Better nutrition is not a substitute for all medical care, but it is a powerful complement:

  • Reduces inflammation and chronic disease risk
  • Supports immune function
  • Helps manage weight and metabolic health

For many households navigating financial pressure, focusing on preventive nutrition can deliver measurable health benefits before problems require costly medical intervention.

The Ripple Effects on Retirement and Financial Security

The poll also found that health costs are a top retirement concern — 73% of Americans cite out-of-control healthcare expenses as a major worry, and 51% report that medical costs have eroded their savings

Nutrition programs, community support initiatives, and education about preventive eating can help mitigate that long-term financial and physical risk.
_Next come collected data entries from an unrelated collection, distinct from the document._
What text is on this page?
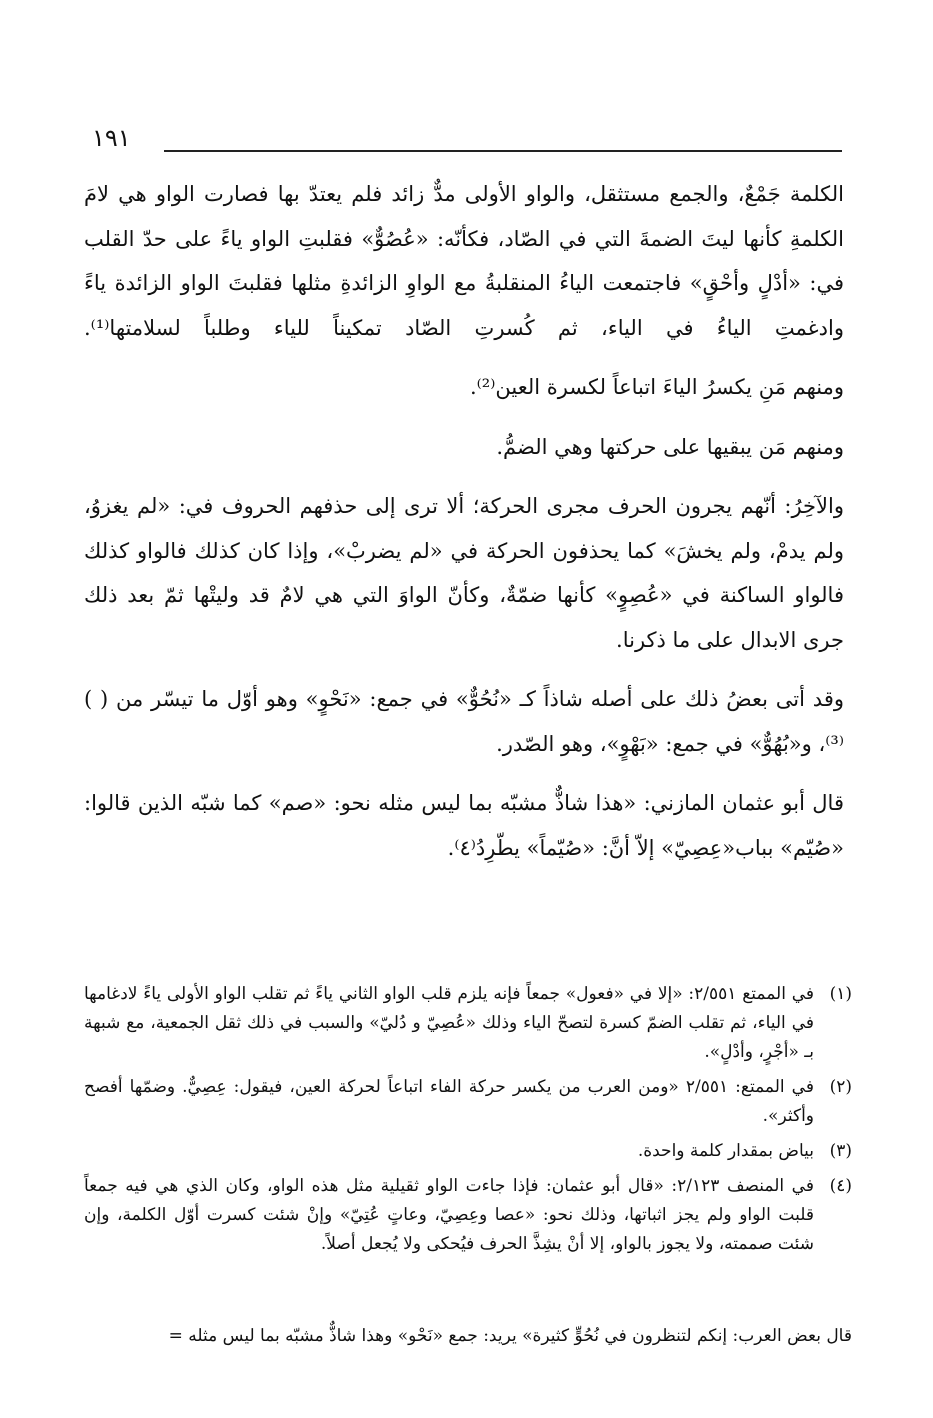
١٩١

الكلمة جَمْعٌ، والجمع مستثقل، والواو الأولى مدٌّ زائد فلم يعتدّ بها فصارت الواو هي لامَ الكلمةِ كأنها ليتَ الضمةَ التي في الصّاد، فكأنّه: «عُصُوٌّ» فقلبتِ الواو ياءً على حدّ القلب في: «أدْلٍ وأحْقٍ» فاجتمعت الياءُ المنقلبةُ مع الواوِ الزائدةِ مثلها فقلبتَ الواو الزائدة ياءً وادغمتِ الياءُ في الياء، ثم كُسرتِ الصّاد تمكيناً للياء وطلباً لسلامتها⁽¹⁾.

ومنهم مَنِ يكسرُ الياءَ اتباعاً لكسرة العين⁽²⁾.

ومنهم مَن يبقيها على حركتها وهي الضمُّ.

والآخِرُ: أنّهم يجرون الحرف مجرى الحركة؛ ألا ترى إلى حذفهم الحروف في: «لم يغزوُ، ولم يدمْ، ولم يخشَ» كما يحذفون الحركة في «لم يضربْ»، وإذا كان كذلك فالواو كذلك فالواو الساكنة في «عُصِوٍ» كأنها ضمّةٌ، وكأنّ الواوَ التي هي لامٌ قد وليتْها ثمّ بعد ذلك جرى الابدال على ما ذكرنا.

وقد أتى بعضُ ذلك على أصله شاذاً كـ «نُحُوٌّ» في جمع: «نَحْوٍ» وهو أوّل ما تيسّر من ( )⁽³⁾، و«بُهُوٌّ» في جمع: «بَهْوٍ»، وهو الصّدر.

قال أبو عثمان المازني: «هذا شاذٌّ مشبّه بما ليس مثله نحو: «صم» كما شبّه الذين قالوا: «صُيّم» بباب«عِصِيّ» إلاّ أنَّ: «صُيّماً» يطّرِدُ⁽٤⁾.

(١)
في الممتع ٢/٥٥١: «إلا في «فعول» جمعاً فإنه يلزم قلب الواو الثاني ياءً ثم تقلب الواو الأولى ياءً لادغامها في الياء، ثم تقلب الضمّ كسرة لتصحّ الياء وذلك «عُصِيّ و دُليّ» والسبب في ذلك ثقل الجمعية، مع شبهة بـ «أجْرٍ، وأدْلٍ».
(٢)
في الممتع: ٢/٥٥١ «ومن العرب من يكسر حركة الفاء اتباعاً لحركة العين، فيقول: عِصِيٌّ. وضمّها أفصح وأكثر».
(٣)
بياض بمقدار كلمة واحدة.
(٤)
في المنصف ٢/١٢٣: «قال أبو عثمان: فإذا جاءت الواو ثقيلية مثل هذه الواو، وكان الذي هي فيه جمعاً قلبت الواو ولم يجز اثباتها، وذلك نحو: «عصا وعِصِيّ، وعاتٍ عُتِيّ» وإنْ شئت كسرت أوّل الكلمة، وإن شئت صممته، ولا يجوز بالواو، إلا أنْ يشِذَّ الحرف فيُحكى ولا يُجعل أصلاً.
قال بعض العرب: إنكم لتنظرون في نُحُوٍّ كثيرة» يريد: جمع «نَحْو» وهذا شاذٌّ مشبّه بما ليس مثله =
A household that embraces preventive nutrition may be less likely to develop chronic conditions that require expensive ongoing care.

What This Means for Policy, Community and Families

The Harris Poll suggests three broad areas where change could help:

  1. Financial advisors and planners should include health cost planning in retirement strategies.
  2. Employers and benefits leaders can reduce preventive care barriers by making basic services affordable and accessible.
  3. Health systems and insurers should proactively identify patients delaying care and offer clear information on coverage and low-cost options.

From a nutrition advocacy perspective, there’s also a role for:

  • Community education on food as medicine
  • Support for access to healthy foods
  • Integration of nutrition counseling as a covered preventive service

Bottom Line

Rising healthcare costs are forcing hard choices for families — and preventive care is often the first casualty. What does that mean for nutrition and community health? It underscores what public health experts have long emphasized: prevention matters. When families can’t afford regular care, what they put on their plates every day becomes even more important as a first line of defense.

At Project FoodBox, we celebrate and support strategies that make preventive nutrition accessible and actionable, helping families protect both their health and their financial wellbeing.